Le bourgmestre pouvait-il régler ce "problème" de la sorte ? D’après l’article 29 du Code d’instruction criminelle, "toute autorité constituée […] qui, dans l’exercice de ses fonctions acquerra la connaissance d’un crime ou d’un délit, sera tenue de donner avis sur-le-champ au procureur du roi".
"Ils voudraient me voir tomber"
"Je n’ai certainement pas passé l’éponge pour des faits qu’on m’aurait démontrés, assure Emmanuel Burton. La manière dont j’ai appris, le moment où je l’ai appris et les éléments que l’ancienne directrice de la RCA m’a présentés ne réclamaient aucune procédure disciplinaire. Je suis d’autant plus à l’aise que c’est moi qui ai alerté la Régie des faits qui ont mené au licenciement immédiat de la directrice. Ce qui est en train de se passer aujourd’hui, c’est qu’Écolo est en train de prendre beaucoup de risques en diffusant des choses qui sont parfois fausses, parfois incomplètes alors qu’une enquête judiciaire est en cours à notre initiative. En fait, ils cherchent à m’atteindre mais comme je n’ai rien à me reprocher, je ne peux m’empêcher de croire qu’ils cherchent à protéger quelqu’un qui a probablement commis un détournement."
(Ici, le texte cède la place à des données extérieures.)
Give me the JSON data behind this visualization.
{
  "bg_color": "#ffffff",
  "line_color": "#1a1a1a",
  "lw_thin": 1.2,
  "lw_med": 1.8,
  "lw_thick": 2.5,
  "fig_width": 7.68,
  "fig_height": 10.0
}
À la mi-juillet 2021, le conseil d’administration, dont le bourgmestre fait partie, a transformé le contrat de travail à durée déterminée de la directrice, qui avait "montré entière satisfaction" selon le PV de la réunion, en contrat à durée indéterminée. Les responsables de la RCA ignoraient alors les soupçons de détournement, assure son président, Cédric Vermeiren (MR).
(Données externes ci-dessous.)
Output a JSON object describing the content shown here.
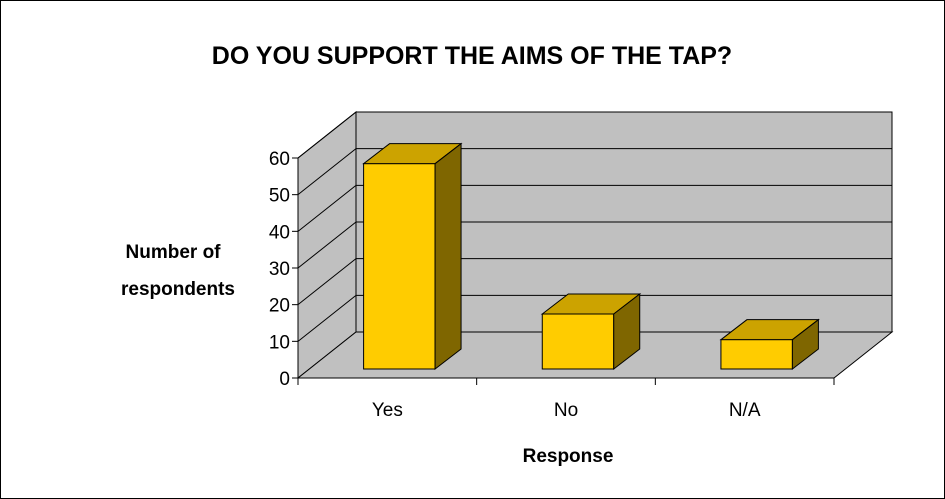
{
  "chart_data": {
    "type": "bar",
    "title": "DO YOU SUPPORT THE AIMS OF THE TAP?",
    "xlabel": "Response",
    "ylabel_lines": [
      "Number of",
      "respondents"
    ],
    "categories": [
      "Yes",
      "No",
      "N/A"
    ],
    "values": [
      56,
      15,
      8
    ],
    "ylim": [
      0,
      60
    ],
    "yticks": [
      0,
      10,
      20,
      30,
      40,
      50,
      60
    ],
    "grid": true,
    "legend": "none",
    "style": "3d-column"
  },
  "colors": {
    "bar_front": "#FFCC00",
    "bar_top": "#CCA300",
    "bar_side": "#7F6600",
    "back_wall": "#C0C0C0",
    "floor": "#C0C0C0",
    "side_wall": "#C0C0C0",
    "gridline": "#000000",
    "outline": "#000000"
  }
}
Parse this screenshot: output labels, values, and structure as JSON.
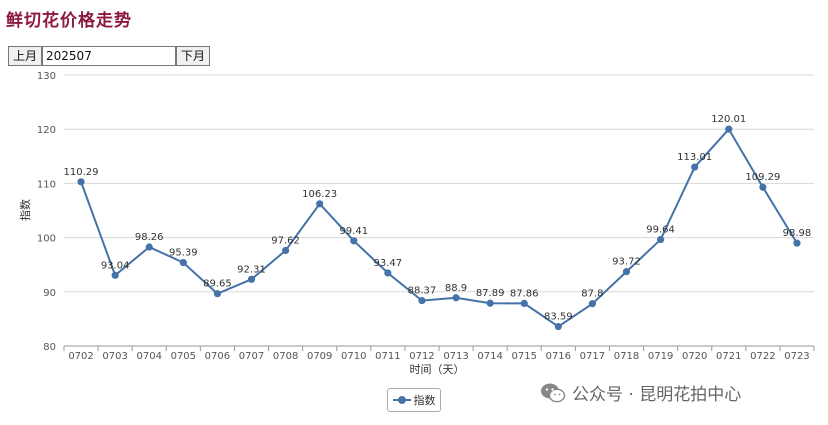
{
  "page": {
    "title": "鲜切花价格走势"
  },
  "controls": {
    "prev_label": "上月",
    "month_value": "202507",
    "next_label": "下月"
  },
  "watermark": {
    "text": "公众号 · 昆明花拍中心",
    "icon": "wechat-icon"
  },
  "colors": {
    "series": "#4572a7",
    "title": "#8b1a3e",
    "grid": "#d8d8d8"
  },
  "chart_data": {
    "type": "line",
    "xlabel": "时间（天）",
    "ylabel": "指数",
    "ylim": [
      80,
      130
    ],
    "yticks": [
      "80",
      "90",
      "100",
      "110",
      "120",
      "130"
    ],
    "grid": true,
    "legend": "bottom-center",
    "categories": [
      "0702",
      "0703",
      "0704",
      "0705",
      "0706",
      "0707",
      "0708",
      "0709",
      "0710",
      "0711",
      "0712",
      "0713",
      "0714",
      "0715",
      "0716",
      "0717",
      "0718",
      "0719",
      "0720",
      "0721",
      "0722",
      "0723"
    ],
    "series": [
      {
        "name": "指数",
        "values": [
          110.29,
          93.04,
          98.26,
          95.39,
          89.65,
          92.31,
          97.62,
          106.23,
          99.41,
          93.47,
          88.37,
          88.9,
          87.89,
          87.86,
          83.59,
          87.8,
          93.72,
          99.64,
          113.01,
          120.01,
          109.29,
          98.98
        ]
      }
    ]
  }
}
"Les mécanismes de contrôle ont bien fonctionné"
Le président de la RCA, Cédric Vermeiren (MR), tient à contextualiser: "Les faits qui nous ont poussés à licencier la directrice se sont déroulés pendant le Covid. La directrice était alors seule au bureau. Pour le reste, il est faux de dire que les procédures de contrôle n’ont pas fonctionné puisque le bureau comptable nous a bien alertés. Bien sûr, il peut se passer un peu de temps entre le moment où les faits ont lieu et le moment où ils nous sont signalés. Mais, dès que nous avons su, nous n’avons pas traîné à prendre des mesures."
Le bourgmestre de Villers-la-Ville, Emmanuel Burton (MR), estime lui aussi que "les mécanismes de contrôle ont bien fonctionné" et rappelle que la RCA est une petite structure qui ne dispose pas d’un directeur financier et que c’est dès lors à sa directrice – à son directeur désormais – de réaliser les paiements, en ce compris celui des salaires.